Don’t get me wrong, for similarly, good works and the path to eternity do not require a vow of chastity, or poverty, vows of silence or self-flagellation to be an honest expression of the desire to serve. What it does require is an acknowledgment the earth is rich in abundance with more than enough for everyone to live happy and productive lives.


I find the very idea that God chooses winners and losers in this life to be an extraordinary extension of the “cracker theory” or, in other words, justification of avarice, greed and the practice of materialism in the name of all that is holy, yet clearly, is not and in fact, is the exact opposite.


Again, and again, we mistake the illusions of comfort and pleasure for proof of God’s love. Is this in and of itself a sin so great as to discount if not eliminate the opportunity to live a just, honest and caring life? I would say no.

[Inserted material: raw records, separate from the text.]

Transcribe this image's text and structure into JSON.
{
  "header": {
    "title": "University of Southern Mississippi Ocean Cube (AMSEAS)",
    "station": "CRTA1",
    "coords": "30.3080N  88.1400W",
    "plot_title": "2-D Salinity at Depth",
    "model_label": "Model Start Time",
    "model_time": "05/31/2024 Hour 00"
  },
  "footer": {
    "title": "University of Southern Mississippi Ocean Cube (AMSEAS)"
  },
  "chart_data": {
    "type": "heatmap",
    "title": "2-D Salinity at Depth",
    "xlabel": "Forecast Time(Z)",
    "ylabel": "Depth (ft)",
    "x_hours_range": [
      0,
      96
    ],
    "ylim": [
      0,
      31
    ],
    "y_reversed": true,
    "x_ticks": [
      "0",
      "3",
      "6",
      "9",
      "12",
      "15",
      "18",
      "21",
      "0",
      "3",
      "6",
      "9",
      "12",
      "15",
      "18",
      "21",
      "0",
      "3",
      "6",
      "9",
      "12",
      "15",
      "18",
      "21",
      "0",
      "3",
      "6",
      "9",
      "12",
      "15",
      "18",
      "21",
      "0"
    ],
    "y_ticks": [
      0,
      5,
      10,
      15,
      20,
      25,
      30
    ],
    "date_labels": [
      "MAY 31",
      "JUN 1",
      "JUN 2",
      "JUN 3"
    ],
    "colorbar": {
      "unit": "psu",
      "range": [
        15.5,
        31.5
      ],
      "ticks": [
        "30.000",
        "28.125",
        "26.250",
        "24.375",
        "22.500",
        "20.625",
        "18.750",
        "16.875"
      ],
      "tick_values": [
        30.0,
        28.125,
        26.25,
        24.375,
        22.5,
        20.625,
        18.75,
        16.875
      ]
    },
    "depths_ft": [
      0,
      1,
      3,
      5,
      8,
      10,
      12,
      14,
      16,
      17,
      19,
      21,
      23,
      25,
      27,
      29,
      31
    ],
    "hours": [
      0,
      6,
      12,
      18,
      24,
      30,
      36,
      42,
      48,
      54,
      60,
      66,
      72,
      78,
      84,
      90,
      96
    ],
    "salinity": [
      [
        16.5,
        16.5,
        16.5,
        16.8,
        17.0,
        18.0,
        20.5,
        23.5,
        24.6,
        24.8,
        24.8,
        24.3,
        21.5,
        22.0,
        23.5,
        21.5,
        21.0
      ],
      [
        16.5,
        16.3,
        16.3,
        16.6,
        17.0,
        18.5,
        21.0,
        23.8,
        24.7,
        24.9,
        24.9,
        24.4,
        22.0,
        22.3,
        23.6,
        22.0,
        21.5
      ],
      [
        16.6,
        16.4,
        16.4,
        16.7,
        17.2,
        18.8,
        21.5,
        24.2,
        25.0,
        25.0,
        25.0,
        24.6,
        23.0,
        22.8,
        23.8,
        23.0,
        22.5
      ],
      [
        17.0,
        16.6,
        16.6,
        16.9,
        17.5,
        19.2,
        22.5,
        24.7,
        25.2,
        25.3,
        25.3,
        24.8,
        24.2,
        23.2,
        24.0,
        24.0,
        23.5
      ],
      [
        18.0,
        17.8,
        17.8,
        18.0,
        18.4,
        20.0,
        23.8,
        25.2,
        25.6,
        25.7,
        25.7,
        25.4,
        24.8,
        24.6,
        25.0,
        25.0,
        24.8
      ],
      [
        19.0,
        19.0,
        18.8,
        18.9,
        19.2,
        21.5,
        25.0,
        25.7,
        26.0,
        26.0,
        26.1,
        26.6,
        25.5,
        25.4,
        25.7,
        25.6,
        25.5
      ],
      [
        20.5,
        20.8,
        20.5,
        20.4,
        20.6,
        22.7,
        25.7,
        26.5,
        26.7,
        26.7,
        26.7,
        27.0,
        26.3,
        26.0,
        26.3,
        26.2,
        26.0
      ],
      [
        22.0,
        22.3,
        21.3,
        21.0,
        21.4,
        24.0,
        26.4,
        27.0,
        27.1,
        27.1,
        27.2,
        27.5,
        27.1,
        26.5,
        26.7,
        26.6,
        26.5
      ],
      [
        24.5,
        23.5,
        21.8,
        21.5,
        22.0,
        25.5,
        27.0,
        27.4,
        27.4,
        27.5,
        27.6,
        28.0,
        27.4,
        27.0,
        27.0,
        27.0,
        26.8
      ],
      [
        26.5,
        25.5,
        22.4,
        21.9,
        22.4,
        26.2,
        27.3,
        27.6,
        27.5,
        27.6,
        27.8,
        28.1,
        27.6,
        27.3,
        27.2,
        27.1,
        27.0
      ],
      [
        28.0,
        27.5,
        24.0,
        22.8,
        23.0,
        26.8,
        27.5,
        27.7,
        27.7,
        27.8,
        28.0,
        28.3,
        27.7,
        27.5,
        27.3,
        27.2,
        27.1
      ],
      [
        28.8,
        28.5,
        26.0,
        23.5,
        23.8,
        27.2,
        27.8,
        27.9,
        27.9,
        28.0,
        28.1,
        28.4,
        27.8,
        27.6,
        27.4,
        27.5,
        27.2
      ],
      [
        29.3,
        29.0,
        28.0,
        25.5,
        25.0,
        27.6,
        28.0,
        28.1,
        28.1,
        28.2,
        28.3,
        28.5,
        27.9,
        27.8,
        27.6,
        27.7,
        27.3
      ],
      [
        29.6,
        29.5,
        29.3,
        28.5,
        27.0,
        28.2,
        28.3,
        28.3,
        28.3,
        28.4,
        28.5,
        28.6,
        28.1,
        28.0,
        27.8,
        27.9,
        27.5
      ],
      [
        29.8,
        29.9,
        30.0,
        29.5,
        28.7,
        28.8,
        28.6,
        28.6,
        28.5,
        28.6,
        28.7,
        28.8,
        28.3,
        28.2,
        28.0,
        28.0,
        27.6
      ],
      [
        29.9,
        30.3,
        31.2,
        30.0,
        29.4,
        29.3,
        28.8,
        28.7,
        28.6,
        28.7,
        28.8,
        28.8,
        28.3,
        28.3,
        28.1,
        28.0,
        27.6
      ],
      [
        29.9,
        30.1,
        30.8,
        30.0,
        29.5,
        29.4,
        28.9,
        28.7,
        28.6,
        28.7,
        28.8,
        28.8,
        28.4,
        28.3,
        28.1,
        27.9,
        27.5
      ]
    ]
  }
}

However, and I tell you truly, this path is the road to perdition and will lead to the far greater sin of adopting the entirely wrong-headed philosophy that some of God’s children must die so others can live. This is wrong, very wrong.


The fact that some will die while others live is one thing. We see this every day. But to suggest that God in His infinite wisdom has chosen one of us over another of His children because God favors you at the expense of another, you, suddenly becoming the more pious? The more filial? The more deserving of His blessings?


To take the name of the Lord, Thy God in vain, in a blatant misunderstanding and twisting of human vanity without any cause to do so, is truly untenable and a sin we must recognize as antithetical to the words of our Creator. For this my friends, is not stealing a saltine. It is taking God’s name in vain and that, we must not do.